As Gille fled into the parking lot, Kolakowski managed to hit him in the ankle with the cart, briefly slowing him down. The suspect continued to rant incoherently, proclaiming himself a soldier and accusing shoppers of being “bad people.”
“He was screaming something about him being a soldier, and that everybody in Walmart were bad people,” Kolakowski said. “His eyes were just bulging out of his head.”
Then, fate intervened. Another bystander — also a Marine — was carrying his pistol after a recent trip to the gun range.
“The other Marine told me that he just went shooting at a range, and he forgot to take his pistol off his hip,” Kolakowski explained. “That’s what it all came down to.”
With a firearm suddenly in play, the situation changed fast. The suspect dropped the knife, and Kolakowski pinned him to the ground until deputies arrived.
“I just turned into somebody that I haven’t been in a long time and just stayed on top of him until the deputy ran up and jumped on top of him with a rifle in his face, and I helped the deputy arrest him,” he said.
But the chaos wasn’t over.
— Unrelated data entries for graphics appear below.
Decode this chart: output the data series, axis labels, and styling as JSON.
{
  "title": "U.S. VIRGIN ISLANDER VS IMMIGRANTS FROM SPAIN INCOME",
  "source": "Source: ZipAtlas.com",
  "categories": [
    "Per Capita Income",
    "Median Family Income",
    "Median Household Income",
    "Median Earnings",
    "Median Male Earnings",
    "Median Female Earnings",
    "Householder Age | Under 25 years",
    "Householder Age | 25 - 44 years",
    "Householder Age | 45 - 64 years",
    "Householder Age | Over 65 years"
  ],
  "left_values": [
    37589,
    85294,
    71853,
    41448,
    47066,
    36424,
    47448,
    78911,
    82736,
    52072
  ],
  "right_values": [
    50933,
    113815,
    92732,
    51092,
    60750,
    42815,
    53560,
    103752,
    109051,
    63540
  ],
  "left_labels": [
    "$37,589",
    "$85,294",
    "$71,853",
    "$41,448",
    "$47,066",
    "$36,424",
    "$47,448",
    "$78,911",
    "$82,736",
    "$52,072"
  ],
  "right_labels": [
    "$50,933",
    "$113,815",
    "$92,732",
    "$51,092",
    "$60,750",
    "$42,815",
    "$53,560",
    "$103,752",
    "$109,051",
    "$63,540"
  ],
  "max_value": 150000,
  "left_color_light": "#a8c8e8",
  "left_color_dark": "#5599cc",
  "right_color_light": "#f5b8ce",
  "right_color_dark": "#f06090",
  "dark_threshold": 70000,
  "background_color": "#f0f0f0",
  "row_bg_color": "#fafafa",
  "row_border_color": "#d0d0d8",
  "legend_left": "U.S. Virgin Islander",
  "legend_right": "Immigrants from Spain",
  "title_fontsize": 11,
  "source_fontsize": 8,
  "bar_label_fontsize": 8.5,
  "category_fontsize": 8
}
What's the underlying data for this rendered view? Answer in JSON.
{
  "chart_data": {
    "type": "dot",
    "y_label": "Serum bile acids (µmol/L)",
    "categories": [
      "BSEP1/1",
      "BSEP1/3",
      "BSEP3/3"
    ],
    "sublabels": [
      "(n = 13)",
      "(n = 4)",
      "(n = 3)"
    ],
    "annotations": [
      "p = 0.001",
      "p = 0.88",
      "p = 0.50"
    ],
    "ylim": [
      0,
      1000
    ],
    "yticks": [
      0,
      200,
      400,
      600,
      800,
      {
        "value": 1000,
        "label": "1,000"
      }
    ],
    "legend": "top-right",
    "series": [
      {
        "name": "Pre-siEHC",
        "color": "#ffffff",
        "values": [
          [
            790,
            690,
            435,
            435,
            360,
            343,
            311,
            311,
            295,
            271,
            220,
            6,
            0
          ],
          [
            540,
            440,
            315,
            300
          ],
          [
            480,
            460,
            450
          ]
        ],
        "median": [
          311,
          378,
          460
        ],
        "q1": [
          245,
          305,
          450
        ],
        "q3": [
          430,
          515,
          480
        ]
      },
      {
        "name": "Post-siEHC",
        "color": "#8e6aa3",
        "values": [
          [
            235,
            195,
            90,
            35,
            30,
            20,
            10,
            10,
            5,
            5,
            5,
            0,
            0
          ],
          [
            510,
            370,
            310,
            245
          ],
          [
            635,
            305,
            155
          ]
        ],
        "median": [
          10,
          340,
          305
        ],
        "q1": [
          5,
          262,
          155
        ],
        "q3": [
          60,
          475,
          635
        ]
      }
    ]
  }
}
Kolakowski then helped tend to the wounded, who were sprawled across the blood-drenched parking lot. Sirens blared. Stretchers rolled. Shock turned to heartbreak.
“It was just mass panic in the parking lot – ambulances, lights everywhere, sirens everywhere, blood everywhere, people getting loaded up on carts, put in ambulances,” Kolakowski said. “It was quite the rush.”
Meanwhile, O’Brien headed back into the store to locate Kolakowski’s daughter, only to be greeted by a grisly sight.
“When I walked back in, it was an absolute nightmare,” O’Brien said. “It was blood everywhere.”
In a time when the country often feels divided, this terrifying moment was met with the courage and grit of ordinary Americans who refused to let evil win. With the suspect in custody and victims fighting to recover, the investigation now shifts to motive — and why a quiet Walmart in Michigan became the scene of what prosecutors are calling an act of terrorism.